In a ceremony honoring Dr. Mabel Lee ’1916, the United States Postal Service dedicated Manhattan’s Chinatown Post Office on December 3 in New York City. This post office, located at 6 Doyers Street, is now named the Mabel Lee Memorial Post Office. Legislation that led to this historic designation was introduced in the House of Representatives by U.S. Representative Nydia Velázquez of New York’s 7th District and was signed into law by the president.
Mabel Ping-Hua Lee was a Chinese-American advocate for women's suffrage in the United States, a member of the Women's Political Equality League, and the head of the First Chinese Baptist Church in New York's Chinatown—the location of the dedication ceremony—for more than 40 years.
Representative Velázquez said in a statement, “At a time when women were widely expected to spend a life in the home, Lee shattered one glass ceiling after another. From speaking out in the classroom to organizing Chinese-American women to secure the right to vote, Lee’s bold vision for Chinatown is very much alive in our community today.”
Representing Barnard College, Senior Associate Dean of Studies Christina Kuan Tsu delivered remarks at the dedication ceremony. “We are exceedingly proud of Mabel Lee who, like so many other Barnard women, blazed a trail that changed the world and benefited others,” said Kuan Tsu. “She was fearless and selfless in her efforts as a suffragette, advocating for women’s voting rights even though those very rights would exclude her as a Chinese immigrant. She understood that equality of opportunity was essential, and that someday that opportunity would extend to the Chinese-American community, as well.”

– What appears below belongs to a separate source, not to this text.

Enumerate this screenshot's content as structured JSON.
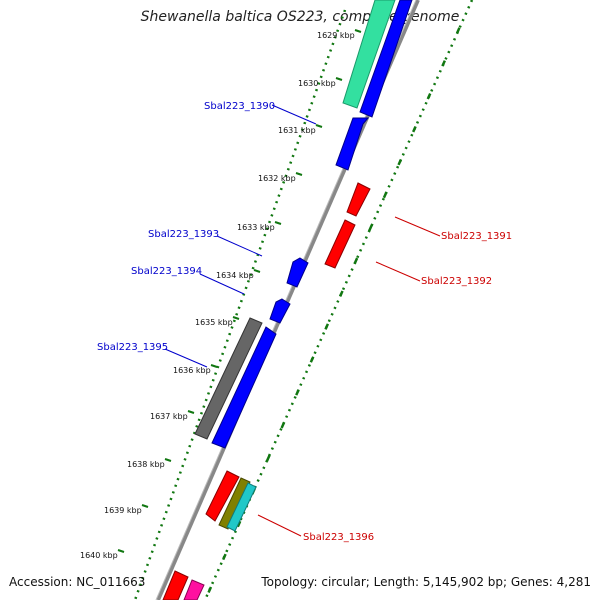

Lee was born in Guangzhou (Canton) in 1896 and settled in New York City with her family by 1905. As a teenager, she began advocating for women’s suffrage and became a well-known figure within the movement. In 1912, when Lee was 16, she played a pivotal role in the historic New York City parade for women’s suffrage. Ten thousand people attended the parade; Lee, on horseback, helped lead it.
Lee attended Barnard College, where she was a member of the Debating Club and championed women’s rights in student publications. In 1921, she became the first Chinese-American woman to earn a Ph.D. in economics from Columbia University. Her dissertation was published as the book The Economic History of China.
In 1917, women won the right to vote in New York State. In 1920, the Nineteenth Amendment gave women throughout the country the right to vote. However, not all women were able to exercise this constitutional right. Because of the Chinese Exclusion Act, which limited Chinese immigration and prevented Chinese immigrants from becoming citizens, Chinese-American women could not vote until 1943. Thus, Lee advocated for women’s right to vote even though she, along with other Chinese-American women, was unable to benefit.
The daughter of a Baptist minister, Lee also devoted herself to strengthening the First Chinese Baptist Church of New York City, located at 21 Pell Street in Manhattan. In 1924, after her father died, she took over as director of the church. She later founded the Chinese Christian Center, a community center that offered vocational and English classes, a health clinic, and a kindergarten.
Lee was a pivotal figure in the movement for women’s rights who inspired a generation of Chinese-American women, and women of all backgrounds. to pursue their college and graduate degrees. Grace May, the associate professor of biblical studies at William Carey International University, credits Lee for connecting women’s suffrage to the “larger discourse on nation-building,” writing that “Lee saw suffrage as an outgrowth of democracy [and as an expression] of Christian values.” She believed that “democracy would demand that women receive the same opportunities as men and be held to the same standards as men.”
Mabel Lee, who died in 1966, left an extraordinary legacy. The First Chinese Baptist Church continues the work she started—offering support, mentorship, and community programs for the community and beyond—helping everyone achieve the civil rights Lee fought so hard for.